Question
I need to know the formula for figuring out the length of an angle if the known dimensions are the thickness of the stock and the specific angle. For example, if a board is 2.25 thick and you cut a 28 degree angle on it, what would the length of said angle be?
Forum Responses
(Cabinetmaking Forum)
From contributor M:
4.79"
Tan of 28 = 0.532
If stock thickness is 2.25 and there is a 28 degree bevel cut on it, then the dimension perpendicular to the 2.25 thickness, which is at 90 degrees to the thickness, will be 1.196 long.
2.25 x 2.25 = 5.063
1.196 x 1.196 = 1.430
5.063 + 1.430 = 6.493
SQRT of 6.493 = 2.548
I'm betting there is a shortcut with fewer steps.
a=2.25 && thickness
b=28 && degrees
c=length (in this case= 4.79262255)
converting to radians
a / sin((b * pi) / 180) = c
using degrees
a / sin(b) = c
Based on 2.25" square stock, contributor R is correct.
converting to Radians
sqrt((((a * sin((b * pi) / 180)) / sin(((90-b) * pi) / 180))^2) + (a^2)) = c (in this case c=2.54828261)
using degrees
sqrt((a*sin(b)/sin(90-b))^2+a^2)= c
sine 28 = .46947
c= 2.25/.46947
c = 4.79264
or
excell
=SIN(RADIANS(28))
=sum(2.25/cell =sin is in)
So contributor F's using degrees
a / sin(b) = c
is the same if you have a sine function is some calculator or system.

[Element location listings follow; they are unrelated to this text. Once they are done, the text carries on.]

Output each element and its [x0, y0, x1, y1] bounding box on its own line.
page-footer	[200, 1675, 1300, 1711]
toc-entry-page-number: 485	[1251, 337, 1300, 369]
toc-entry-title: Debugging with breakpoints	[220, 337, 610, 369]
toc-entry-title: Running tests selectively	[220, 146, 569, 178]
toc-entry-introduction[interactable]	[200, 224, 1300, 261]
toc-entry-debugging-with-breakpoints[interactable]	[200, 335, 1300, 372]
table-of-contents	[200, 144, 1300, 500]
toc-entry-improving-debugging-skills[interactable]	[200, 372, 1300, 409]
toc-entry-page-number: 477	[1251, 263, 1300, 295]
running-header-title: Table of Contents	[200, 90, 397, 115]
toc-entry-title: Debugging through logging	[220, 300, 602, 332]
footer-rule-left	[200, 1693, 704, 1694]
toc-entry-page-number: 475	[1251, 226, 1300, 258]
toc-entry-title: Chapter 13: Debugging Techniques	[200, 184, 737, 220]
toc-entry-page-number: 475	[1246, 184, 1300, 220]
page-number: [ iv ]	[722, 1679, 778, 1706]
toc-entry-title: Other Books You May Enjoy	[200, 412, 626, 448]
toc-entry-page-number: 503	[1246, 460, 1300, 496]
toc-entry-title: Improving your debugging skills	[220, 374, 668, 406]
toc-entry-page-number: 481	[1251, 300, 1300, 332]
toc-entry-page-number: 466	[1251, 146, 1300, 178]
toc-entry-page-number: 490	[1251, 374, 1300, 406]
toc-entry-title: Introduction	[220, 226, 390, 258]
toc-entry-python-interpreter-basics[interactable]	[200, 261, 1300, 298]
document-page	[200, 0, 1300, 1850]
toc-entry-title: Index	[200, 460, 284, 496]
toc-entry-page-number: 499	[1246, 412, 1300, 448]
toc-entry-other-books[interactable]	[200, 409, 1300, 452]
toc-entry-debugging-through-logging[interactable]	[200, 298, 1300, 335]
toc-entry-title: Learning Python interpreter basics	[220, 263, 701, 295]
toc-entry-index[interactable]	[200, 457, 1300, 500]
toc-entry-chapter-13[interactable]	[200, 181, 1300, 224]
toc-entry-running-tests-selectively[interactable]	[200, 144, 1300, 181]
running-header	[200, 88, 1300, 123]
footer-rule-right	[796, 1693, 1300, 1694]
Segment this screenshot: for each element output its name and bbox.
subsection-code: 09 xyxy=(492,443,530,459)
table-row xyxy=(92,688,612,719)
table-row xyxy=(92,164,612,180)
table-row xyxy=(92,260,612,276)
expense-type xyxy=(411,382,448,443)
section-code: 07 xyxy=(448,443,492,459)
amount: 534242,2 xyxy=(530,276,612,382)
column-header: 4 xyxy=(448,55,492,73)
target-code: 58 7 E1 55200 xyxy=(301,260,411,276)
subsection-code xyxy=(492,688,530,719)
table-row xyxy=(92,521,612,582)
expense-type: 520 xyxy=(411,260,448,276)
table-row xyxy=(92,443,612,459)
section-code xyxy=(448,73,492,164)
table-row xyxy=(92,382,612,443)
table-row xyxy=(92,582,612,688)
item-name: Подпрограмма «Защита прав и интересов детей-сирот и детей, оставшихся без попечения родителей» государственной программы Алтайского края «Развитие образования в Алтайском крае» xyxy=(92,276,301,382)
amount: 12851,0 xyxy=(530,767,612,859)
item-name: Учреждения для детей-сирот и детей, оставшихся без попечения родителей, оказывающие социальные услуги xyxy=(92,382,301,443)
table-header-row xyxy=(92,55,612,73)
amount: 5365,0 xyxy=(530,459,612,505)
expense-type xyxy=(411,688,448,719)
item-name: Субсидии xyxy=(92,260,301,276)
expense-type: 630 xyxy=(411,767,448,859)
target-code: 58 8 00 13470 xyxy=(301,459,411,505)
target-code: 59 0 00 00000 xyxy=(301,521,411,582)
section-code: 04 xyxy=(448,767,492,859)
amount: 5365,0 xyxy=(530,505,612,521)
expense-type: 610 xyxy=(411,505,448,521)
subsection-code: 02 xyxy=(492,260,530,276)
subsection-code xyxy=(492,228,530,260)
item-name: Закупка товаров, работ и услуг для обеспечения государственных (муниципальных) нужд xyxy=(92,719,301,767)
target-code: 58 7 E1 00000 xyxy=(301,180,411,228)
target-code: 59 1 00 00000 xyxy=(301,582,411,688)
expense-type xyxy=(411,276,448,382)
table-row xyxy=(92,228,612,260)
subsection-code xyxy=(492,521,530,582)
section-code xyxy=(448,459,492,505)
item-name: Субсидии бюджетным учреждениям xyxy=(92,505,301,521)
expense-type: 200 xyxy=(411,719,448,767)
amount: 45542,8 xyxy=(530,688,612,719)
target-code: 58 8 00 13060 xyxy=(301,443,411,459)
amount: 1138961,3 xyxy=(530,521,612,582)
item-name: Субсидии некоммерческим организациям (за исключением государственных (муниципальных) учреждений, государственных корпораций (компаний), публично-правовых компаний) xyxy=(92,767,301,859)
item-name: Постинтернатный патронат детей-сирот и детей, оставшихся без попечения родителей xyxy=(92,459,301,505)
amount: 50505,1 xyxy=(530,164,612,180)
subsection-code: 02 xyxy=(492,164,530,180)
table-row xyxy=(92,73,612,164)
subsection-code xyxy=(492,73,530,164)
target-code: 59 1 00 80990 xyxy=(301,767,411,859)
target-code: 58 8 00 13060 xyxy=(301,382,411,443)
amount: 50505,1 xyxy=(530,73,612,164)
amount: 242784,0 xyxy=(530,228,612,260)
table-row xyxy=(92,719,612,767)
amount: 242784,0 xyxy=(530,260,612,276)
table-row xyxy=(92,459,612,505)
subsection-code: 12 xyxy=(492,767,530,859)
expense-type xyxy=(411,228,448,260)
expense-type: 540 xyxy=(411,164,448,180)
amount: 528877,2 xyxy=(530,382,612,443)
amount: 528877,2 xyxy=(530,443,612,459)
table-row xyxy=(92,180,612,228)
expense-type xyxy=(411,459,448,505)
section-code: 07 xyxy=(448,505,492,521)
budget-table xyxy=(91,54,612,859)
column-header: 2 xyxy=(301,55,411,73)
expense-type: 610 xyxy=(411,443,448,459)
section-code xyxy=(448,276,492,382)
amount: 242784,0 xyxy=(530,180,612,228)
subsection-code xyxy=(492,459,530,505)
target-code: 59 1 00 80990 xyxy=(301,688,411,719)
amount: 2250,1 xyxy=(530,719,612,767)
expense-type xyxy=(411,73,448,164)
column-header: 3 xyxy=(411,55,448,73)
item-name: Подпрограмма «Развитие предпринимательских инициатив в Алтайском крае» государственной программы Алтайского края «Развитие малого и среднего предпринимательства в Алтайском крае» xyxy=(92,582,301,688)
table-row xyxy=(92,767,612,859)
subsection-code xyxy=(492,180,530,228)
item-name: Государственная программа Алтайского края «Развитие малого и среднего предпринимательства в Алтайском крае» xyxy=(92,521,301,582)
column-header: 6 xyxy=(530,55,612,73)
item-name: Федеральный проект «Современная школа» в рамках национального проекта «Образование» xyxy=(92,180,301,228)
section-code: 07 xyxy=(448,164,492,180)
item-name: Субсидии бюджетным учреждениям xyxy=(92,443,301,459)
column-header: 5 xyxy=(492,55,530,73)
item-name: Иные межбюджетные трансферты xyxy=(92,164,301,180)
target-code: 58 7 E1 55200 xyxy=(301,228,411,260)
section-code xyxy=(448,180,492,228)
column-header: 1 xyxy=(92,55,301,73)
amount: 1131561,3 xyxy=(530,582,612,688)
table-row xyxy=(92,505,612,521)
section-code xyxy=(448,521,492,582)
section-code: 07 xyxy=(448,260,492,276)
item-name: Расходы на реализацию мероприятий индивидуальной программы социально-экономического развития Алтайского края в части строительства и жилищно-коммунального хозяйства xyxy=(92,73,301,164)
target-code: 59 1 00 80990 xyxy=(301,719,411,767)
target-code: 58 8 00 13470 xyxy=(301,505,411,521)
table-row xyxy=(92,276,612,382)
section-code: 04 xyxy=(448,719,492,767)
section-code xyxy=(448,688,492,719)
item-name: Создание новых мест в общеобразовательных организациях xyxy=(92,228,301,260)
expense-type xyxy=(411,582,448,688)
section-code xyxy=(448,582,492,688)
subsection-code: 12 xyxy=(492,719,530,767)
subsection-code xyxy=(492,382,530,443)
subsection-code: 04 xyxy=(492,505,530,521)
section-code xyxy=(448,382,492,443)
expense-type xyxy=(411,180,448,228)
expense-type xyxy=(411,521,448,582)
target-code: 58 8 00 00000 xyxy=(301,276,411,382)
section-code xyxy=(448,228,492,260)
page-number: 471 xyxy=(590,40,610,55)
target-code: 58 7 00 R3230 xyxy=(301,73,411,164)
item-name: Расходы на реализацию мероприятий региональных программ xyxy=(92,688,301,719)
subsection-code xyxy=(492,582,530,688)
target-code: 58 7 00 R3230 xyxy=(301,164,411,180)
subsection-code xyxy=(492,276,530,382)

Some programs assume you are using radians, which can be confusing if you're plugging in degrees. Being able to actually do the math to get the correct answer and check your function is a good thing in my book. When I was in school, we didn't have no fancy smancy calculators - we had to look it up on a chart, and we liked it.
All of those equations can be done by hand if you have charts.
Then, it's the old "solve the triangle" using basic trigonometry. I use the tangent button on the calculator 99% of the time, rather than the sine and cosine buttons. Tangent is the length of the opposite leg of your 28 degree angle (which is what we are looking for) divided by the length of the adjacent angle (which is 2.25).
The old way of finding the tangent of a 28 degree angle was looking at the tables in the back of a math book. Now it can be done very easily on a calculator with trig buttons. Punch in 28, then hit tangent. You should get .5317 (rounded off). This is the tangent of a 28 degree angle, not the length of any triangle leg. Multiply .5317 by 2.25, and you should get 1.196 (rounded off). That is the length of the triangle leg opposite of the 28 degree angle. To check your answer, calculate backwards. Opposite leg length (1.196) divided by adjacent leg length (2.25). You should get .5317. Make your calculator work backwards (push the inverse button or something similar to it) then hit TAN. You should get 28.
I recommend that folks new to using trig practice this until they understand it well. If you want to find the hypotenuse, find the length of your right triangle legs first, then do the a square + b square = c square. Less confusing than using sine and cosine on the calculator.
A couple of monikers to help remember the ratios are: Some Old Horse Caught Another Horse Taking Oats Away (note first letter capitalized SOH CAH TOA or sin = opposite/hypotenuse, cos = adjacent/hypotenuse, tan = opposite/hypotenuse ) or pronounced like a politically incorrect Indian name, SOHCAHTOA—soak-a-toe-a.
2.25 / cos((28 * pi) / 180) = 2.55
or
or for excel:
=cos(RADIANS(28))
=sum(2.25/cell =cosine is in)
or
c$1=2.25 c$2=28
c$3==round(c$1/cos(RADIANS(c$2)),2)
I still ain't buying it. There just can't be that many different ways!
Comment from contributor K:
If you were to cut the angle at 45 degrees, you would multiply 2.25 by 1.5, for the simple fact that 45 is half of 90. Do the percentage formula (28 over 90 is equal to x over 100. Multiply 28 times 100 and divide by 90). It is simple - take it from an exhibit builder. Your answer should be 2.9475".